Lealao is a disruptive defender who is quick enough to shoot into gaps and turn opponents' blocking schemes to mush. At 320 pounds he's a tough assignment for opposing guards and centers to move out of the way, and when he stays low enough to retain his leverage Lealao has the strength to push linemen backwards in short yardage situations. He didn't show much prowess as a pass rusher last season, but that's a trait that will develop over time. Even if it doesn't, his primary role on this defense will be to swallow up tailbacks and gum up running lanes.

Adam Butler, junior. Butler is a dynamic defender who can fill several roles on the line but is best suited for interior work whether he's playing in a 3-4 or a 4-3 base defense. He played both end and tackle as a sophomore, which allowed him to attack several different angles while Mason's OLB/DE hybrids like Kyle Woestmann and Caleb Azubike blitzed opposing tackles along the edges. Butler is an immensely strong human who excels at penetrating through gaps and disrupting plays - most notably on special teams, where he's been good for a blocked kick per season.

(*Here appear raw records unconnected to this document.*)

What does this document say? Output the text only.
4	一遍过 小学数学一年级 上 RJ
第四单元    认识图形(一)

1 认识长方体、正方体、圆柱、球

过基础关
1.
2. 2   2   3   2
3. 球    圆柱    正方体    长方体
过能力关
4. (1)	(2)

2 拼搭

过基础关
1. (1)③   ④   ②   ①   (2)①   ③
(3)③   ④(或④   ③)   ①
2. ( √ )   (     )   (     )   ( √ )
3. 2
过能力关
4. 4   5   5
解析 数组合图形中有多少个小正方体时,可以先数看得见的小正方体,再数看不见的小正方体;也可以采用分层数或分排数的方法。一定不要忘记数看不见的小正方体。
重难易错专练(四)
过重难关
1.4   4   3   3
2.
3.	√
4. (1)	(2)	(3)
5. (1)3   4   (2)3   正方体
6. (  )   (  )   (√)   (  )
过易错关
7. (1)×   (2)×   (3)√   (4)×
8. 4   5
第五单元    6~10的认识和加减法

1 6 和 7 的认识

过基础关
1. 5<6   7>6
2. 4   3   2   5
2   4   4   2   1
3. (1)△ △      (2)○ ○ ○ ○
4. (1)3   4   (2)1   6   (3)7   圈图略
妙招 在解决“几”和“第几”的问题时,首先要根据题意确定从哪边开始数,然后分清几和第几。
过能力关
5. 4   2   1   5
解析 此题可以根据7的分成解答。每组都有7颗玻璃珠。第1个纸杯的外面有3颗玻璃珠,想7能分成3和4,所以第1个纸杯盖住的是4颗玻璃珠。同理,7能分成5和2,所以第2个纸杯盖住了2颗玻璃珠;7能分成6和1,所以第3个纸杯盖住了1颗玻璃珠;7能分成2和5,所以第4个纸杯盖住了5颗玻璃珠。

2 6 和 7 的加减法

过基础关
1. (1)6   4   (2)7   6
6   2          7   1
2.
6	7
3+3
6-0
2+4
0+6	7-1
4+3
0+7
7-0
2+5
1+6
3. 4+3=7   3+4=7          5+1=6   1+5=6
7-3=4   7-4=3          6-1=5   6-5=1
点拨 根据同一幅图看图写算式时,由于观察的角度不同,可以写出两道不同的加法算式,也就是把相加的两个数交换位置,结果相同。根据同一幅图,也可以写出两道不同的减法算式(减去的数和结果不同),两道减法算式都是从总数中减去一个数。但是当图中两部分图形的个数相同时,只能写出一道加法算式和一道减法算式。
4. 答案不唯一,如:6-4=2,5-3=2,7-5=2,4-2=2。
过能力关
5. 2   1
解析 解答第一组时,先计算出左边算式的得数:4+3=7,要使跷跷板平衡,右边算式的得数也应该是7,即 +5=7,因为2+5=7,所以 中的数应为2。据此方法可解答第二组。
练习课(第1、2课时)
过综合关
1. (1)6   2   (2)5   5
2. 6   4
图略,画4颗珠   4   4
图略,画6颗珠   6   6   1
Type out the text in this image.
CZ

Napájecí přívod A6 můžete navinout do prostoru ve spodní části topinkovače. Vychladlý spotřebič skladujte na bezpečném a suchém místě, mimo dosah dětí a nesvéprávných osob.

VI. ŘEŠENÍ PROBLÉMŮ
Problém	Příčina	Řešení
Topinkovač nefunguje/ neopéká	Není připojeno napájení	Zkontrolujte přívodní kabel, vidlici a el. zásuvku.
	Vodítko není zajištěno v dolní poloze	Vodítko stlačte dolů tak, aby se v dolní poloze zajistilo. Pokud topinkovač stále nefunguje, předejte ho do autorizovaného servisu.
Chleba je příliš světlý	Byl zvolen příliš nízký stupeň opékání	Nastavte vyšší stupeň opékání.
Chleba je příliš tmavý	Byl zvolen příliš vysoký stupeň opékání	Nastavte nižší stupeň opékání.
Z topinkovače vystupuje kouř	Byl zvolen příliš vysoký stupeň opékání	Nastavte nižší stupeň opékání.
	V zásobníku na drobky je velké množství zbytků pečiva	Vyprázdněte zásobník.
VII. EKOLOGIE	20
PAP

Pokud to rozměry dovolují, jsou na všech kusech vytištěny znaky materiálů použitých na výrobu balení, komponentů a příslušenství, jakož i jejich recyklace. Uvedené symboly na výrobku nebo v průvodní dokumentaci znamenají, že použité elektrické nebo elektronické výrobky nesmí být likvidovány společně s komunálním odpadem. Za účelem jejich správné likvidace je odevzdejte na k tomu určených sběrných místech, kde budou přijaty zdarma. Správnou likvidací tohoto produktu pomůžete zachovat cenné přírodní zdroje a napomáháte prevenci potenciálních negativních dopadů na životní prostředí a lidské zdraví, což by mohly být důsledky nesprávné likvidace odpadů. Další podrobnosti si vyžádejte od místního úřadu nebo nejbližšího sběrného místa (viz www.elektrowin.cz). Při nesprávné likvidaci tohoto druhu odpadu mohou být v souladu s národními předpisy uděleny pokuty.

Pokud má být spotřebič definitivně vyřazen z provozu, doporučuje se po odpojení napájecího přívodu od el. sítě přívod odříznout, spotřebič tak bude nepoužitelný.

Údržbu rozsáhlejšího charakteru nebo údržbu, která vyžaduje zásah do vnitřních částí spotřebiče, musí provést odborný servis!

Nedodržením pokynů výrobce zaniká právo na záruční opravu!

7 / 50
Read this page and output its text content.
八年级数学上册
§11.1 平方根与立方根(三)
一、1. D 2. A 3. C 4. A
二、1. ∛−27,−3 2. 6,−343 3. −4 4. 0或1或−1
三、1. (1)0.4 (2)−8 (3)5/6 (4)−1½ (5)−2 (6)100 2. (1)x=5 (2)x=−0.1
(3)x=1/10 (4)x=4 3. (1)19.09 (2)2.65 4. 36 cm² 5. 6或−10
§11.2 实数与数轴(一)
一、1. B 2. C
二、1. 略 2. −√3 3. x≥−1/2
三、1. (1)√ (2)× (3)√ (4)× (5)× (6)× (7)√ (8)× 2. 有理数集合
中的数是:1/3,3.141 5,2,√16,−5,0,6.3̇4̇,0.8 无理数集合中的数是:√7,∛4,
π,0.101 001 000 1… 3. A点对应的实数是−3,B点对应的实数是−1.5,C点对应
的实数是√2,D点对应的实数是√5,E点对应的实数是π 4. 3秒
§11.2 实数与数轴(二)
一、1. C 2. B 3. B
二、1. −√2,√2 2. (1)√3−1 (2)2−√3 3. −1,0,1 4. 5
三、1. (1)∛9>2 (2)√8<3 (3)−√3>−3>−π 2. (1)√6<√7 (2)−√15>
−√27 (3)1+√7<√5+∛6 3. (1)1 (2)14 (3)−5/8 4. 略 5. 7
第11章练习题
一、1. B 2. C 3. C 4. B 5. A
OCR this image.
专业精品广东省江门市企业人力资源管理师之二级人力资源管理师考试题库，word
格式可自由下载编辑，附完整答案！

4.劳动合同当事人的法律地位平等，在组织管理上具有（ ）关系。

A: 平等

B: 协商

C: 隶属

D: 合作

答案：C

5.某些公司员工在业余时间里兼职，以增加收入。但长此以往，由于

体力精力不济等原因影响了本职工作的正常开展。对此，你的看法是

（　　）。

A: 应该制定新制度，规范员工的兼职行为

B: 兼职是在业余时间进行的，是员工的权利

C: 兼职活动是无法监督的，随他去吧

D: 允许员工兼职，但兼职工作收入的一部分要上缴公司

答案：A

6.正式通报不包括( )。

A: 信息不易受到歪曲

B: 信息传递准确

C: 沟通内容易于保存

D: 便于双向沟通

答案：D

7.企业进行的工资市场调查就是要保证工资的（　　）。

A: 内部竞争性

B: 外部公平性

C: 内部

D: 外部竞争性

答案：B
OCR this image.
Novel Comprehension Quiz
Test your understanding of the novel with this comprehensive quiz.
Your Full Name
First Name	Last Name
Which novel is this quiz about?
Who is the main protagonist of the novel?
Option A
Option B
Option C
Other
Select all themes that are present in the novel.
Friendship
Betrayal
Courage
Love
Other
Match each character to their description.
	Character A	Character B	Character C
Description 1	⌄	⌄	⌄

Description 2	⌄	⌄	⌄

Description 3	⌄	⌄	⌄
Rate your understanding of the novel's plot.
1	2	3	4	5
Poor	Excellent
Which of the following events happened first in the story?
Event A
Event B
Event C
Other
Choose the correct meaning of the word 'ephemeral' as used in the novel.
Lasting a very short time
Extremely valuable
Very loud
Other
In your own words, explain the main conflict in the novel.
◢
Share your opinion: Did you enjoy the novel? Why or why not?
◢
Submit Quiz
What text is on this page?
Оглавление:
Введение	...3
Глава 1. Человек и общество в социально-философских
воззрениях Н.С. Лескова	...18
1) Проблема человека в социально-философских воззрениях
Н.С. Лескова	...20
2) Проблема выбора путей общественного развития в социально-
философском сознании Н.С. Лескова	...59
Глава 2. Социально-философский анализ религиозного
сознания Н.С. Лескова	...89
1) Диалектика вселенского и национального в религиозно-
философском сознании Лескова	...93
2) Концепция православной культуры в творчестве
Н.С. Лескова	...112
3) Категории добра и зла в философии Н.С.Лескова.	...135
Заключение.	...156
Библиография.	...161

The junior has turned heads in Nashville with his strong play inside, but 2015 could be the breakout year that puts him on national watchlists. At 6'5" and 305 pounds he's got excellent size on the line and he's proven to be one of the team's most explosive players each time the whistle blows at Dudley Field. His versatility and strength will make him the anchor Vanderbilt needs in the trenches this fall.

Pushing for Playing Time

Riley Tindol, RS freshman. Tindol earned some press on signing day in 2014 when he emerged from the ether to pledge to the Commodores. Vanderbilt was the only major offer for the under-the-radar big man, but his size (6'5", 275 lbs) as a high school senior made him an intriguing prospect at the tail end of Mason's first class. He'll have a big opportunity to earn playing time this summer if he can show off the skills that made Mason raise an eyebrow back in '14.